One high-end global brand looking forward is Hermès, which collaborated with designer Jiang Qionger to establish Shang Xia, a modern lifestyle label marrying contemporary design with Chinese arts and culture. Head to its Kengo Kuma–designed villa on Middle Huaihai Road for signature pieces produced by rural craftsmen, including tea wares, woven-bamboo bracelets, and accessories collections, as well as rotating cultural exhibitions. Neri & Hu’s Design Republic Design Commune, in a retrofitted police headquarters built by the British around 1910, showcases its sophisticated taste level with a well-edited selection: Alessi kitchenware, lighting fixtures by Dutch brand Moooi, and Neri & Hu’s own line of modern Chinese furniture. To honor the colonial history of the complex, Neri & Hu retained the building’s brick facade, while inserting glass and steel in the storefront, which offers a view into the minimalistic showrooms.
If the popularity of The Rap of China, a reality singing and rapping competition streamed by millions of Chinese viewers this summer, is any indication, hip-hop has entered the mainstream—as has its style. The best local streetwear is found at DOE’s new Xintiandi shop, by architect Shuhei Aoyama, an industrial space with a massive, central wooden “box” displaying coveted releases from Nike, Adidas, and Converse, sporty hoodies and tees, and seasonal collaborations with cult labels.
Three Shanghai Insiders Reveal Their Go-To Spots
Lyndon Neri and Rossana Hu
Founders of Neri & Hu Design and Research Office
“We love to shop at Wondullful in Jing’an District, where you can find an eccentric collection of accessories and a well-curated selection of home décor products and furniture. For museums, our favorite is the Long Museum West Bund, which covers traditional and contemporary Chinese art. Jesse—the original branch on Tianping Road in the former French Concession—is the best Shanghainese restaurant. Also try A Niang Mian Guan, a hole-in-the-wall noodle shop on Sinan Road where locals line up everyday for their famous yellow croaker noodles.”

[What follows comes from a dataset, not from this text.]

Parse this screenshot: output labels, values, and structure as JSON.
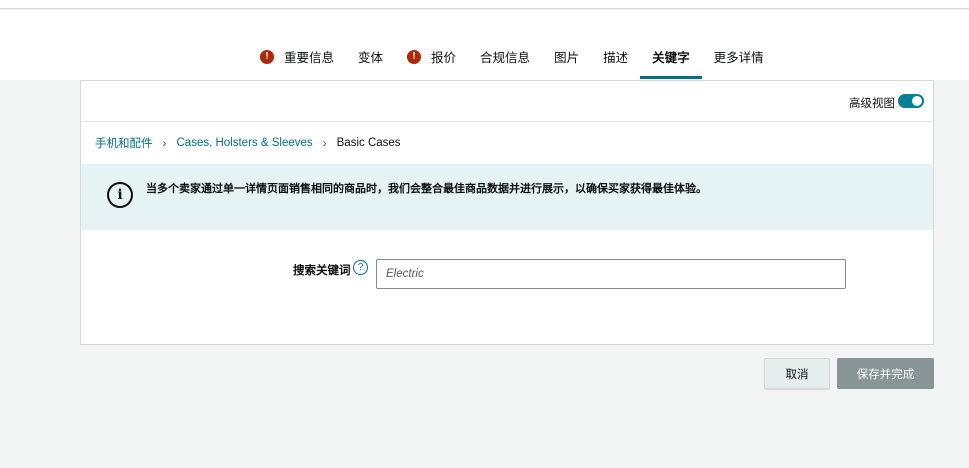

CEO and Art Director, Shang Xia
“I love Shanghai Museum, not only for its large collection of ancient Chinese art relics, including paintings, calligraphy, ceramics, and bronze, but also due to the fact that my father, Xing Tonghe, was the architect, so there’s a strong emotional connection for me. For contemporary art, I’d recommend the M Art Center, over in the M50 art district on Moganshan Road. The Jean-Marie Charpentier–designed gallery has supported many young talents over the years and consistently puts on creative exhibitions. The Mix Place on Hengshan Road is my favorite place to read. And Japanese restaurant Wei Liu on Julu Road, designed by architect Zhou Guangming,has become one of my favorite spots for gatherings.”
Designer and Photographer
“Café del Volcán is my absolute favorite coffee shop in Shanghai. It was one of the city’s first specialty coffee shops and remains one of the best. The space on Yongkang Road only seats about eight people, but if you get there early, you can enjoy a nice flat white while watching the local residents go about their day. The futuristic office spaces at Soho Fuxing Plaza, completed by GMP Architekten in 2015, became a go-to hangout for local photographers and visiting Instagrammers. The hallways are reminiscent of the iconic scene in Resident Evil, and at any time you can find many visitors taking photos here. One of my favorite museums to visit and photograph is the Long Museum West Bund, which was completed by Atelier Deshaus in 2014. I love the way the vaulted concrete structure frames the modern art, as well as how the smooth gray concrete looks in photographs.”